Thursday, February 24, 2011

ME – the truth about exercise and therapy

Jane Colby FRSA,
Executive director, The Young ME Sufferers Trust, in The Guardian, Thursday 24 February 2011:


Reporting on the PACE trial of treatments for ME/CFS by Professor White and colleagues, Sarah Boseley (Report, 18 February) writes that patient groups "insist it is a physical disease, which probably has a viral cause".

Research co-funded by The Young ME Sufferers Trust and published by Dundee University last year revealed abnormalities in children's blood consistent with persistent viral infection. The trust deals with childhood cases so severe that sufferers cannot swallow and have to be tube-fed. Too weak to walk, they need to be carried and suffer unbearable neuropathic pain.

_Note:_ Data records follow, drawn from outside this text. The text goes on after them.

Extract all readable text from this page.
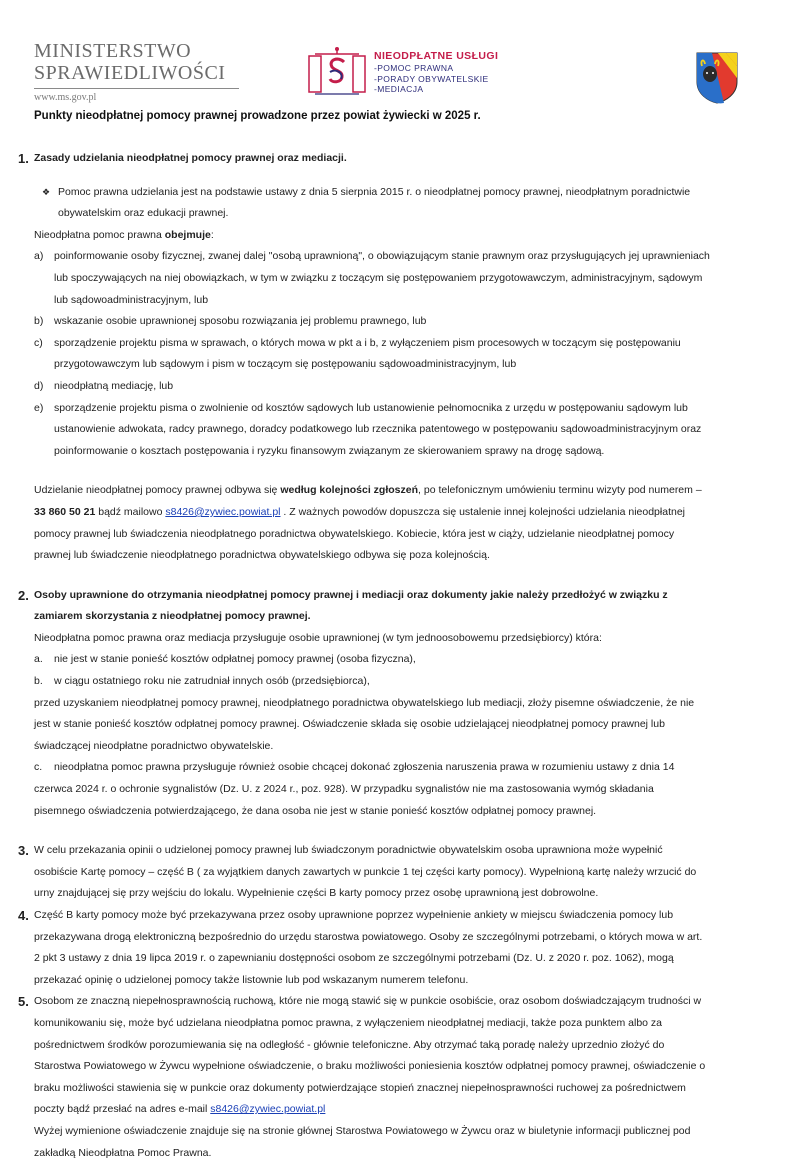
MINISTERSTWO
SPRAWIEDLIWOŚCI
www.ms.gov.pl
NIEODPŁATNE USŁUGI
-POMOC PRAWNA
-PORADY OBYWATELSKIE
-MEDIACJA
Punkty nieodpłatnej pomocy prawnej prowadzone przez powiat żywiecki w 2025 r.
1. Zasady udzielania nieodpłatnej pomocy prawnej oraz mediacji.
❖ Pomoc prawna udzielania jest na podstawie ustawy z dnia 5 sierpnia 2015 r. o nieodpłatnej pomocy prawnej, nieodpłatnym poradnictwie
obywatelskim oraz edukacji prawnej.
Nieodpłatna pomoc prawna obejmuje:
a)	poinformowanie osoby fizycznej, zwanej dalej "osobą uprawnioną", o obowiązującym stanie prawnym oraz przysługujących jej uprawnieniach
lub spoczywających na niej obowiązkach, w tym w związku z toczącym się postępowaniem przygotowawczym, administracyjnym, sądowym
lub sądowoadministracyjnym, lub
b)	wskazanie osobie uprawnionej sposobu rozwiązania jej problemu prawnego, lub
c)	sporządzenie projektu pisma w sprawach, o których mowa w pkt a i b, z wyłączeniem pism procesowych w toczącym się postępowaniu
przygotowawczym lub sądowym i pism w toczącym się postępowaniu sądowoadministracyjnym, lub
d)	nieodpłatną mediację, lub
e)	sporządzenie projektu pisma o zwolnienie od kosztów sądowych lub ustanowienie pełnomocnika z urzędu w postępowaniu sądowym lub
ustanowienie adwokata, radcy prawnego, doradcy podatkowego lub rzecznika patentowego w postępowaniu sądowoadministracyjnym oraz
poinformowanie o kosztach postępowania i ryzyku finansowym związanym ze skierowaniem sprawy na drogę sądową.
Udzielanie nieodpłatnej pomocy prawnej odbywa się według kolejności zgłoszeń, po telefonicznym umówieniu terminu wizyty pod numerem –
33 860 50 21 bądź mailowo s8426@zywiec.powiat.pl . Z ważnych powodów dopuszcza się ustalenie innej kolejności udzielania nieodpłatnej
pomocy prawnej lub świadczenia nieodpłatnego poradnictwa obywatelskiego. Kobiecie, która jest w ciąży, udzielanie nieodpłatnej pomocy
prawnej lub świadczenie nieodpłatnego poradnictwa obywatelskiego odbywa się poza kolejnością.
2. Osoby uprawnione do otrzymania nieodpłatnej pomocy prawnej i mediacji oraz dokumenty jakie należy przedłożyć w związku z
zamiarem skorzystania z nieodpłatnej pomocy prawnej.
Nieodpłatna pomoc prawna oraz mediacja przysługuje osobie uprawnionej (w tym jednoosobowemu przedsiębiorcy) która:
a.	nie jest w stanie ponieść kosztów odpłatnej pomocy prawnej (osoba fizyczna),
b.	w ciągu ostatniego roku nie zatrudniał innych osób (przedsiębiorca),
przed uzyskaniem nieodpłatnej pomocy prawnej, nieodpłatnego poradnictwa obywatelskiego lub mediacji, złoży pisemne oświadczenie, że nie
jest w stanie ponieść kosztów odpłatnej pomocy prawnej. Oświadczenie składa się osobie udzielającej nieodpłatnej pomocy prawnej lub
świadczącej nieodpłatne poradnictwo obywatelskie.
c.	nieodpłatna pomoc prawna przysługuje również osobie chcącej dokonać zgłoszenia naruszenia prawa w rozumieniu ustawy z dnia 14
czerwca 2024 r. o ochronie sygnalistów (Dz. U. z 2024 r., poz. 928). W przypadku sygnalistów nie ma zastosowania wymóg składania
pisemnego oświadczenia potwierdzającego, że dana osoba nie jest w stanie ponieść kosztów odpłatnej pomocy prawnej.
3. W celu przekazania opinii o udzielonej pomocy prawnej lub świadczonym poradnictwie obywatelskim osoba uprawniona może wypełnić
osobiście Kartę pomocy – część B ( za wyjątkiem danych zawartych w punkcie 1 tej części karty pomocy). Wypełnioną kartę należy wrzucić do
urny znajdującej się przy wejściu do lokalu. Wypełnienie części B karty pomocy przez osobę uprawnioną jest dobrowolne.
4. Część B karty pomocy może być przekazywana przez osoby uprawnione poprzez wypełnienie ankiety w miejscu świadczenia pomocy lub
przekazywana drogą elektroniczną bezpośrednio do urzędu starostwa powiatowego. Osoby ze szczególnymi potrzebami, o których mowa w art.
2 pkt 3 ustawy z dnia 19 lipca 2019 r. o zapewnianiu dostępności osobom ze szczególnymi potrzebami (Dz. U. z 2020 r. poz. 1062), mogą
przekazać opinię o udzielonej pomocy także listownie lub pod wskazanym numerem telefonu.
5. Osobom ze znaczną niepełnosprawnością ruchową, które nie mogą stawić się w punkcie osobiście, oraz osobom doświadczającym trudności w
komunikowaniu się, może być udzielana nieodpłatna pomoc prawna, z wyłączeniem nieodpłatnej mediacji, także poza punktem albo za
pośrednictwem środków porozumiewania się na odległość - głównie telefoniczne. Aby otrzymać taką poradę należy uprzednio złożyć do
Starostwa Powiatowego w Żywcu wypełnione oświadczenie, o braku możliwości poniesienia kosztów odpłatnej pomocy prawnej, oświadczenie o
braku możliwości stawienia się w punkcie oraz dokumenty potwierdzające stopień znacznej niepełnosprawności ruchowej za pośrednictwem
poczty bądź przesłać na adres e-mail s8426@zywiec.powiat.pl
Wyżej wymienione oświadczenie znajduje się na stronie głównej Starostwa Powiatowego w Żywcu oraz w biuletynie informacji publicznej pod
zakładką Nieodpłatna Pomoc Prawna.
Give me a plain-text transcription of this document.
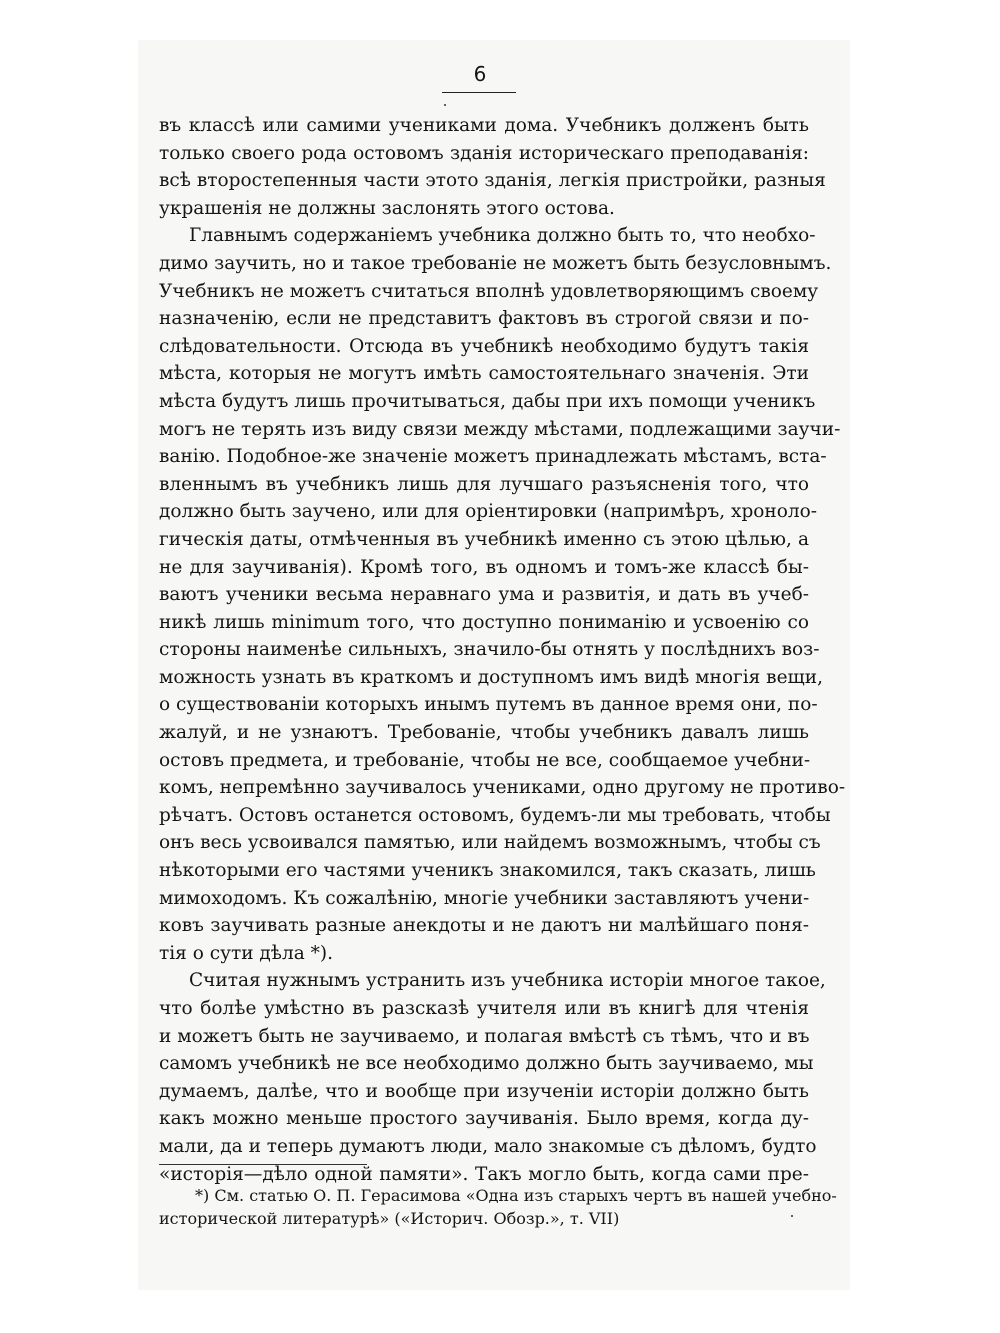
6
въ классѣ или самими учениками дома. Учебникъ долженъ быть
только своего рода остовомъ зданія историческаго преподаванія:
всѣ второстепенныя части этото зданія, легкія пристройки, разныя
украшенія не должны заслонять этого остова.
Главнымъ содержаніемъ учебника должно быть то, что необхо-
димо заучить, но и такое требованіе не можетъ быть безусловнымъ.
Учебникъ не можетъ считаться вполнѣ удовлетворяющимъ своему
назначенію, если не представитъ фактовъ въ строгой связи и по-
слѣдовательности. Отсюда въ учебникѣ необходимо будутъ такія
мѣста, которыя не могутъ имѣть самостоятельнаго значенія. Эти
мѣста будутъ лишь прочитываться, дабы при ихъ помощи ученикъ
могъ не терять изъ виду связи между мѣстами, подлежащими заучи-
ванію. Подобное-же значеніе можетъ принадлежать мѣстамъ, вста-
вленнымъ въ учебникъ лишь для лучшаго разъясненія того, что
должно быть заучено, или для оріентировки (напримѣръ, хроноло-
гическія даты, отмѣченныя въ учебникѣ именно съ этою цѣлью, а
не для заучиванія). Кромѣ того, въ одномъ и томъ-же классѣ бы-
ваютъ ученики весьма неравнаго ума и развитія, и дать въ учеб-
никѣ лишь minimum того, что доступно пониманію и усвоенію со
стороны наименѣе сильныхъ, значило-бы отнять у послѣднихъ воз-
можность узнать въ краткомъ и доступномъ имъ видѣ многія вещи,
о существованіи которыхъ инымъ путемъ въ данное время они, по-
жалуй, и не узнаютъ. Требованіе, чтобы учебникъ давалъ лишь
остовъ предмета, и требованіе, чтобы не все, сообщаемое учебни-
комъ, непремѣнно заучивалось учениками, одно другому не противо-
рѣчатъ. Остовъ останется остовомъ, будемъ-ли мы требовать, чтобы
онъ весь усвоивался памятью, или найдемъ возможнымъ, чтобы съ
нѣкоторыми его частями ученикъ знакомился, такъ сказать, лишь
мимоходомъ. Къ сожалѣнію, многіе учебники заставляютъ учени-
ковъ заучивать разные анекдоты и не даютъ ни малѣйшаго поня-
тія о сути дѣла *).
Считая нужнымъ устранить изъ учебника исторіи многое такое,
что болѣе умѣстно въ разсказѣ учителя или въ книгѣ для чтенія
и можетъ быть не заучиваемо, и полагая вмѣстѣ съ тѣмъ, что и въ
самомъ учебникѣ не все необходимо должно быть заучиваемо, мы
думаемъ, далѣе, что и вообще при изученіи исторіи должно быть
какъ можно меньше простого заучиванія. Было время, когда ду-
мали, да и теперь думаютъ люди, мало знакомые съ дѣломъ, будто
«исторія—дѣло одной памяти». Такъ могло быть, когда сами пре-
*) См. статью О. П. Герасимова «Одна изъ старыхъ чертъ въ нашей учебно-
исторической литературѣ» («Историч. Обозр.», т. VII)
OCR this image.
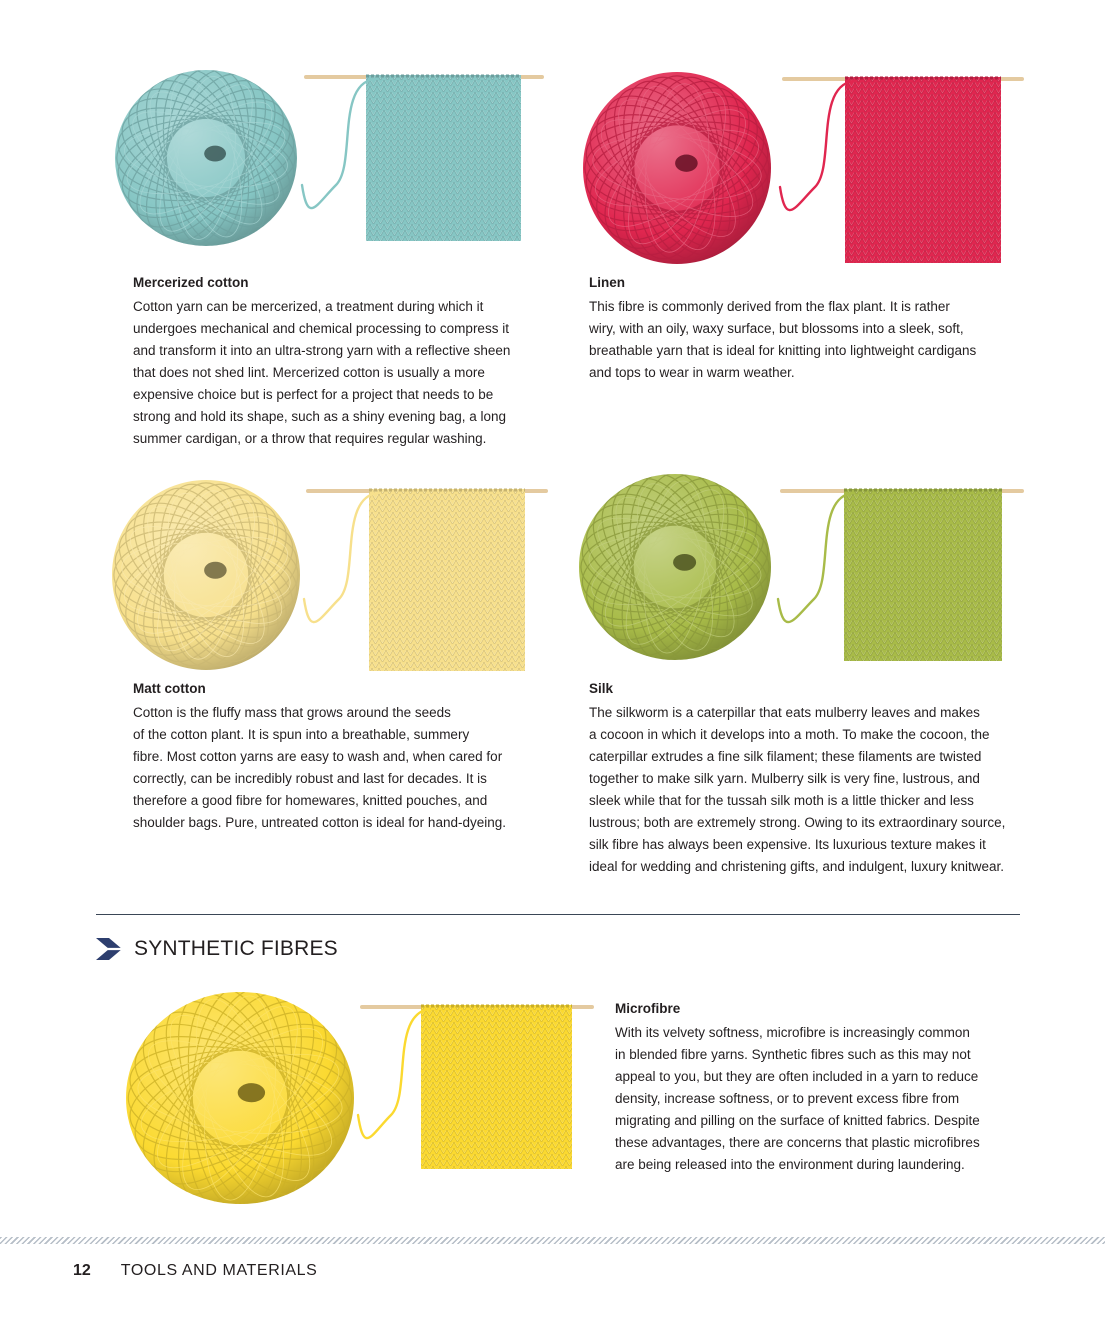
Mercerized cotton

Cotton yarn can be mercerized, a treatment during which it
undergoes mechanical and chemical processing to compress it
and transform it into an ultra-strong yarn with a reflective sheen
that does not shed lint. Mercerized cotton is usually a more
expensive choice but is perfect for a project that needs to be
strong and hold its shape, such as a shiny evening bag, a long
summer cardigan, or a throw that requires regular washing.

Linen

This fibre is commonly derived from the flax plant. It is rather
wiry, with an oily, waxy surface, but blossoms into a sleek, soft,
breathable yarn that is ideal for knitting into lightweight cardigans
and tops to wear in warm weather.

Matt cotton

Cotton is the fluffy mass that grows around the seeds
of the cotton plant. It is spun into a breathable, summery
fibre. Most cotton yarns are easy to wash and, when cared for
correctly, can be incredibly robust and last for decades. It is
therefore a good fibre for homewares, knitted pouches, and
shoulder bags. Pure, untreated cotton is ideal for hand-dyeing.

Silk

The silkworm is a caterpillar that eats mulberry leaves and makes
a cocoon in which it develops into a moth. To make the cocoon, the
caterpillar extrudes a fine silk filament; these filaments are twisted
together to make silk yarn. Mulberry silk is very fine, lustrous, and
sleek while that for the tussah silk moth is a little thicker and less
lustrous; both are extremely strong. Owing to its extraordinary source,
silk fibre has always been expensive. Its luxurious texture makes it
ideal for wedding and christening gifts, and indulgent, luxury knitwear.

SYNTHETIC FIBRES
Microfibre

With its velvety softness, microfibre is increasingly common
in blended fibre yarns. Synthetic fibres such as this may not
appeal to you, but they are often included in a yarn to reduce
density, increase softness, or to prevent excess fibre from
migrating and pilling on the surface of knitted fabrics. Despite
these advantages, there are concerns that plastic microfibres
are being released into the environment during laundering.

12 TOOLS AND MATERIALS
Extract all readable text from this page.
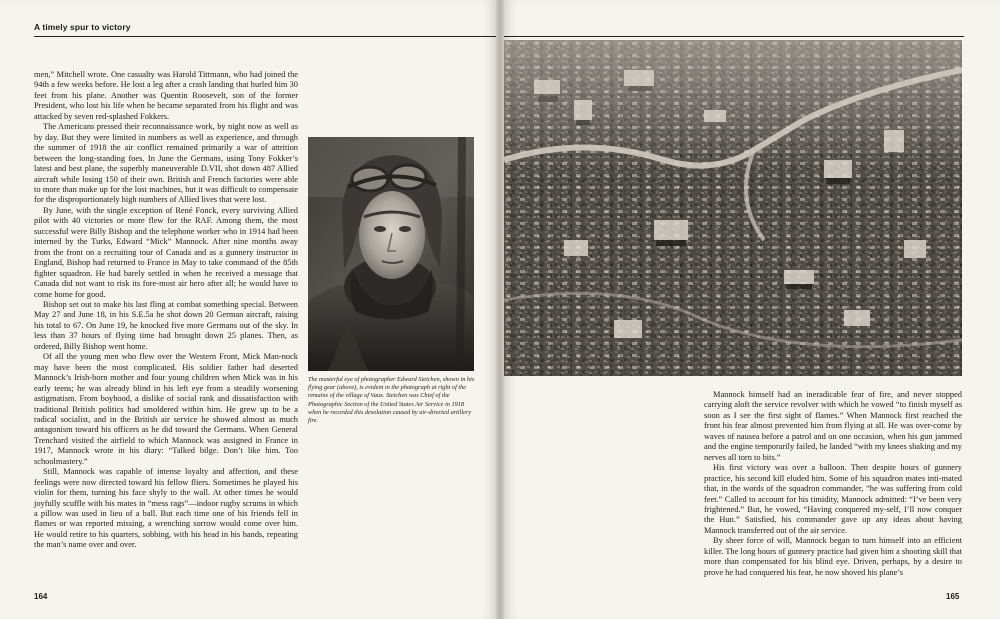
A timely spur to victory

men,” Mitchell wrote. One casualty was Harold Tittmann, who had joined the 94th a few weeks before. He lost a leg after a crash landing that hurled him 30 feet from his plane. Another was Quentin Roosevelt, son of the former President, who lost his life when he became separated from his flight and was attacked by seven red-splashed Fokkers.

The Americans pressed their reconnaissance work, by night now as well as by day. But they were limited in numbers as well as experience, and through the summer of 1918 the air conflict remained primarily a war of attrition between the long-standing foes. In June the Germans, using Tony Fokker’s latest and best plane, the superbly maneuverable D.VII, shot down 487 Allied aircraft while losing 150 of their own. British and French factories were able to more than make up for the lost machines, but it was difficult to compensate for the disproportionately high numbers of Allied lives that were lost.

By June, with the single exception of René Fonck, every surviving Allied pilot with 40 victories or more flew for the RAF. Among them, the most successful were Billy Bishop and the telephone worker who in 1914 had been interned by the Turks, Edward “Mick” Mannock. After nine months away from the front on a recruiting tour of Canada and as a gunnery instructor in England, Bishop had returned to France in May to take command of the 85th fighter squadron. He had barely settled in when he received a message that Canada did not want to risk its fore-most air hero after all; he would have to come home for good.

Bishop set out to make his last fling at combat something special. Between May 27 and June 18, in his S.E.5a he shot down 20 German aircraft, raising his total to 67. On June 19, he knocked five more Germans out of the sky. In less than 37 hours of flying time had brought down 25 planes. Then, as ordered, Billy Bishop went home.

Of all the young men who flew over the Western Front, Mick Man-nock may have been the most complicated. His soldier father had deserted Mannock’s Irish-born mother and four young children when Mick was in his early teens; he was already blind in his left eye from a steadily worsening astigmatism. From boyhood, a dislike of social rank and dissatisfaction with traditional British politics had smoldered within him. He grew up to be a radical socialist, and in the British air service he showed almost as much antagonism toward his officers as he did toward the Germans. When General Trenchard visited the airfield to which Mannock was assigned in France in 1917, Mannock wrote in his diary: “Talked bilge. Don’t like him. Too schoolmastery.”

Still, Mannock was capable of intense loyalty and affection, and these feelings were now directed toward his fellow fliers. Sometimes he played his violin for them, turning his face shyly to the wall. At other times he would joyfully scuffle with his mates in “mess rags”—indoor rugby scrums in which a pillow was used in lieu of a ball. But each time one of his friends fell in flames or was reported missing, a wrenching sorrow would come over him. He would retire to his quarters, sobbing, with his head in his hands, repeating the man’s name over and over.

The masterful eye of photographer Edward Steichen, shown in his flying gear (above), is evident in the photograph at right of the remains of the village of Vaux. Steichen was Chief of the Photographic Section of the United States Air Service in 1918 when he recorded this desolation caused by air-directed artillery fire.
164

Mannock himself had an ineradicable fear of fire, and never stopped carrying aloft the service revolver with which he vowed “to finish myself as soon as I see the first sight of flames.” When Mannock first reached the front his fear almost prevented him from flying at all. He was over-come by waves of nausea before a patrol and on one occasion, when his gun jammed and the engine temporarily failed, he landed “with my knees shaking and my nerves all torn to bits.”

His first victory was over a balloon. Then despite hours of gunnery practice, his second kill eluded him. Some of his squadron mates inti-mated that, in the words of the squadron commander, “he was suffering from cold feet.” Called to account for his timidity, Mannock admitted: “I’ve been very frightened.” But, he vowed, “Having conquered my-self, I’ll now conquer the Hun.” Satisfied, his commander gave up any ideas about having Mannock transferred out of the air service.

By sheer force of will, Mannock began to turn himself into an efficient killer. The long hours of gunnery practice had given him a shooting skill that more than compensated for his blind eye. Driven, perhaps, by a desire to prove he had conquered his fear, he now shoved his plane’s

165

Professor Malcolm Hooper points out that the World Health Organisation classifies ME as a neurological disorder but that the PACE researchers selected patients on criteria that exclude neurological disorders. They claim that graded exercise therapy (GET) and cognitive behaviour therapy (CBT) promote recovery. However, in the latest study of GET and CBT for people with chronic fatigue syndrome, researchers concluded that the treatment resulted in worse physical function and bodily pain scores (Clinical Rheumatology, 15 January 2011). In the practical experience of the families we help, we found children's symptoms are exacerbated with GET, and a period of extended convalescence is needed to enable their strength to return.

In 2010, we were honoured to receive the Queen's Award for Voluntary Service (the MBE for volunteer groups) and we feel it important that we distance ourselves from comments in the article by the Association of Young People with ME, calling for the PACE trial to be replicated in children. Such misguided views have already caused too much distress to patients and families.